Le point le plus sensible et plus souvent soulevé en des observations critiques, est la gestion des finances du parti. Plus exactement l’opacité de cette gestion. Allégations ou dénégations surprenantes, parce qu’il est de notoriété publique que le parti était dans une disette récurrente et que des plaidoyers ont été formulés au niveau de Dakar pour solliciter de l’assistance financière afin de faire face aux frais de campagne des dernières législatives, sans succès. Et on sait l’effort des membres du bureau, des militants et notamment des femmes, à mettre la main à la poche pour assurer le nécessaire dans l’organisation des activités. On sait également toute la transparence dont a fait œuvre la CCF pour gérer la collecte des fonds. Même si, par sa modicité, ce fut loin d’être une réussite. La vente des cartes n’a pas connu non plus l’efficience escomptée. Là réside peut-être le loup parce que traduisant une gestion floue. Existe-t-il une comptabilité pour éclairer les militants ? La question reste posée.
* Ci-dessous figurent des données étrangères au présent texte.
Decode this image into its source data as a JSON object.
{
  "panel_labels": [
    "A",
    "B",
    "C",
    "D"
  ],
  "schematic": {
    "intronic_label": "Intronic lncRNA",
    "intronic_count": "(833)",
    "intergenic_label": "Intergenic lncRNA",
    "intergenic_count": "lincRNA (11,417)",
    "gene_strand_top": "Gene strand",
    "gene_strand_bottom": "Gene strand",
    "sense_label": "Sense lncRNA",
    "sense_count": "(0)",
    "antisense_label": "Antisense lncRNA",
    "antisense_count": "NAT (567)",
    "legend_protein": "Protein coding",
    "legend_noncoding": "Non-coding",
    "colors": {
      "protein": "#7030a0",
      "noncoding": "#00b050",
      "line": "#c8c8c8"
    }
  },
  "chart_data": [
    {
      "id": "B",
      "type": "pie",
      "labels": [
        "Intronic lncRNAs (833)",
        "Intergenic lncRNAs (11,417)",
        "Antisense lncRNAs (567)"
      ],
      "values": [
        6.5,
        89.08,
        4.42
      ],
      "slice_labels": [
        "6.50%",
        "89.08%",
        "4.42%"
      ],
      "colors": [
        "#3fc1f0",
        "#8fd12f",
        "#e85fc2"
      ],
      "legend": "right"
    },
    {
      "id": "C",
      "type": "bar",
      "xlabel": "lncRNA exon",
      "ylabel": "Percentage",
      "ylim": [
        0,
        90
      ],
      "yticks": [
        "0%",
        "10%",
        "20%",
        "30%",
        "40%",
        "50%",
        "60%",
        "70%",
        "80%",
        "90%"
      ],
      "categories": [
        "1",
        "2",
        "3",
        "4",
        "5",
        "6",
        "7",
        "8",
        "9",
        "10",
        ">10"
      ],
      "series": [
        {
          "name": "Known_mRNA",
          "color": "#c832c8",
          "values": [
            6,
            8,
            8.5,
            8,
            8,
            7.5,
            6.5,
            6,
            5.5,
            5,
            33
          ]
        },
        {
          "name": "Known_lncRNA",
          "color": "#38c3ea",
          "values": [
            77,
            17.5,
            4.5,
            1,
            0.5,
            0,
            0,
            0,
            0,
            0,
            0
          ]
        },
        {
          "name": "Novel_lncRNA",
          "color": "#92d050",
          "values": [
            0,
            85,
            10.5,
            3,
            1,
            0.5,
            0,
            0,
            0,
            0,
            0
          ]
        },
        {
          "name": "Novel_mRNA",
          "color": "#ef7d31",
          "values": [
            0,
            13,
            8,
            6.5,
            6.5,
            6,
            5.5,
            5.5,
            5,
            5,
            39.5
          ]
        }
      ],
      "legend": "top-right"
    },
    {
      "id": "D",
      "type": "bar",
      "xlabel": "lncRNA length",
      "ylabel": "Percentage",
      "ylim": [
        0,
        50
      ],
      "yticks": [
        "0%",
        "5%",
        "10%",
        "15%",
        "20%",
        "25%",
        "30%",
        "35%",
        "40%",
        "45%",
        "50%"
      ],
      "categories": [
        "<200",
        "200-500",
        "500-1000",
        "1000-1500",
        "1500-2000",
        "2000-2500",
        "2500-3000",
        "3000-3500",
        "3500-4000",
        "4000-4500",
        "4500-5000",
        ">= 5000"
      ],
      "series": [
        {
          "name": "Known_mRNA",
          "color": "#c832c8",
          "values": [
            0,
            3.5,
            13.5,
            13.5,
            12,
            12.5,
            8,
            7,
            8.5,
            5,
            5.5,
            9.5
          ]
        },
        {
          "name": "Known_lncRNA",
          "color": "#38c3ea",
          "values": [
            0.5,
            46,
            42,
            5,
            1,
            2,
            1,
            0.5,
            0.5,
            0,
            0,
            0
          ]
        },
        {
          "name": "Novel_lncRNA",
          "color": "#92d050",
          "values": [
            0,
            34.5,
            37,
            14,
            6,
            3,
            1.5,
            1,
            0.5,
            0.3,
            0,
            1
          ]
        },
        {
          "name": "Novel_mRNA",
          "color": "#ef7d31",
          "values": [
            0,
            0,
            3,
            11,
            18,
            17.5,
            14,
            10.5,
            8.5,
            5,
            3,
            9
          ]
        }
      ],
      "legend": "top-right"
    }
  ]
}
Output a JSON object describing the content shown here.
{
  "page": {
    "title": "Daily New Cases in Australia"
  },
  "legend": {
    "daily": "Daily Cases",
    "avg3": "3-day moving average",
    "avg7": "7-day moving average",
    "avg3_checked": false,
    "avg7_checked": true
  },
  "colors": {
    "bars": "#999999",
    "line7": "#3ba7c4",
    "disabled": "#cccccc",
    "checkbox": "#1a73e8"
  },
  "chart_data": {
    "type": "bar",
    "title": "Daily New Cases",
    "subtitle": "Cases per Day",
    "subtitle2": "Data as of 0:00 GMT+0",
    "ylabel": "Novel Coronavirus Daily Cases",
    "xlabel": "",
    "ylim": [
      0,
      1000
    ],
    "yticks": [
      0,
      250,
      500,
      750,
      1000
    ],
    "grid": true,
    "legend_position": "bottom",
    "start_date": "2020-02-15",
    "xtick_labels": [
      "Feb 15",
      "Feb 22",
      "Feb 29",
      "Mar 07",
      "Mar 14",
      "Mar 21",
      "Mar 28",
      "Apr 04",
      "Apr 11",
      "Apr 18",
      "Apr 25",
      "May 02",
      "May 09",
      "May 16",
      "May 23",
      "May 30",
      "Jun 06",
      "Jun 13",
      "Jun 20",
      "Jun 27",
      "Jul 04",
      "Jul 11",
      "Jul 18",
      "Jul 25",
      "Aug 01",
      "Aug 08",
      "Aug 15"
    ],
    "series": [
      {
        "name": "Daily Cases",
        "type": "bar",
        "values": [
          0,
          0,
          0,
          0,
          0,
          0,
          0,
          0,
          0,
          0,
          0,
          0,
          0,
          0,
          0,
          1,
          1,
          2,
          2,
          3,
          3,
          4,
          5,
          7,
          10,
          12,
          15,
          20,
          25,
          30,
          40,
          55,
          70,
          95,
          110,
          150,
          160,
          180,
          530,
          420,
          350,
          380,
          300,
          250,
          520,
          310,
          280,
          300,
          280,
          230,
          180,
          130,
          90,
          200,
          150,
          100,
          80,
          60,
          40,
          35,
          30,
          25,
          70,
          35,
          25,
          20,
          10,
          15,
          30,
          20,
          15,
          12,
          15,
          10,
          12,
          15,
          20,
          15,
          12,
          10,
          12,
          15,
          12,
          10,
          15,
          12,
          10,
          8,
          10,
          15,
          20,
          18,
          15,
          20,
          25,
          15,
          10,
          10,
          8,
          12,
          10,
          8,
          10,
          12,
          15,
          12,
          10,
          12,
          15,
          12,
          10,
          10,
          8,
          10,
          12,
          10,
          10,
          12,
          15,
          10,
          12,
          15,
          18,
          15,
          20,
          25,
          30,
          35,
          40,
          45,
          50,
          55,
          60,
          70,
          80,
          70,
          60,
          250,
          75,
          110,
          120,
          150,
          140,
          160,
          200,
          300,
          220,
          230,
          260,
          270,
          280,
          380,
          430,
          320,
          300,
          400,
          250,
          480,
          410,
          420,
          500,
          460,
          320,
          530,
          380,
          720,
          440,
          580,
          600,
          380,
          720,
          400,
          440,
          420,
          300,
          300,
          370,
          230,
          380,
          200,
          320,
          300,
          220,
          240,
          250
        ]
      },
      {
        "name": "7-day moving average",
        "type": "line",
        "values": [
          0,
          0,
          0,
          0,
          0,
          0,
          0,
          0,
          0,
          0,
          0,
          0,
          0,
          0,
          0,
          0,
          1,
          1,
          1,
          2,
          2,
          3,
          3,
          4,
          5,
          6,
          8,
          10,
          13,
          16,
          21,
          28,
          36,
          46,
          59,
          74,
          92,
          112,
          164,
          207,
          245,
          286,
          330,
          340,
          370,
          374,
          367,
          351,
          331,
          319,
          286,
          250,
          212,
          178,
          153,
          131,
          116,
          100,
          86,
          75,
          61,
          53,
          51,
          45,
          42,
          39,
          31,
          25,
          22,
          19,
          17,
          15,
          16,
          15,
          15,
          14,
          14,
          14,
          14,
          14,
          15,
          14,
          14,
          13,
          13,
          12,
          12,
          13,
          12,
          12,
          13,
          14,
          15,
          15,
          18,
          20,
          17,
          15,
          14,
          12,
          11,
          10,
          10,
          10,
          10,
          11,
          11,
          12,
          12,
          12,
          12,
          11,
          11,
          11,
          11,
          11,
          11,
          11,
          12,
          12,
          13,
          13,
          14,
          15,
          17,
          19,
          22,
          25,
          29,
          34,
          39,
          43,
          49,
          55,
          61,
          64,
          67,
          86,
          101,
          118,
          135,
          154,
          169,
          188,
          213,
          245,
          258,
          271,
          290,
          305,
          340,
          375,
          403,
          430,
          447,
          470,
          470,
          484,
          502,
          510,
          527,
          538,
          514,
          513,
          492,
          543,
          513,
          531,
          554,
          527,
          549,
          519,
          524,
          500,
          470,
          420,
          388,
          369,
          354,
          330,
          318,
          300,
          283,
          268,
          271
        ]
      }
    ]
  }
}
Au passif de l’équipe dirigeante, les mauvais résultats des trois élections (Référendum, législatives, et Présidentielles) qui ont traversé le quinquennat. S’il y a lieu de relativiser ces contre-performances qui ne peuvent leur être directement imputable, compte tenu de la faiblesse de leurs moyens de campagne et de l’impact des réalités nationales défavorables sur celles de la diaspora. Néanmoins ils sont toutefois comptables des résultats positifs ou négatifs des élections durant leur magistère. Notamment les résultats parisiens des présidentielles (Macky49%, Sonko 40%, Idy 10%) sont d’autant plus catastrophiques qu’ils ne reflètent pas les résultats nationaux et qu’ils dénotent un net affaissement par rapport au concurrent rival (Pastef) nouvellement implanté sur nos platebandes. L’absence de meeting du candidat Idrissa Seck à Paris n’a certes pas été un point positif mais les responsables de la coalition IDY2019 n’ont pas non plus pesé de tout leur poids pour ce faire. Cependant et encore une fois l’insuffisance des moyens financiers de campagne a été déterminante voire décisive dans le rapport de force sur le terrain. A la défaveur hélas de Rewmi France. Le trou béant des finances du parti constitue le goulot d’étranglement de son fonctionnement, auquel il faut impérativement apporter des remèdes. Des Solutions existent et le bureau fédéral est redevable de cette incapacité à les mettre en œuvre.

A la lumière de cette analyse, non exhaustive et non dénudée de subjectivité, mais reflétant les avis des militants consultés, il me paraît raisonnable de qualifier le bilan de mitigé et de le noter : « peut mieux faire ». Il appartient au prochain bureau de relever ce défi de faire mieux. Les décisions prises lors du séminaire de Thiès pour la restructuration du parti, les obligent à entreprendre la refondation de Rewmi France. Une nécessité absolue ! Le débat est ouvert, sans polémiques stériles et sans invectives dégradantes, mais pour construire l’avenir ensemble. 2024 c’est «Demain Rewmi » !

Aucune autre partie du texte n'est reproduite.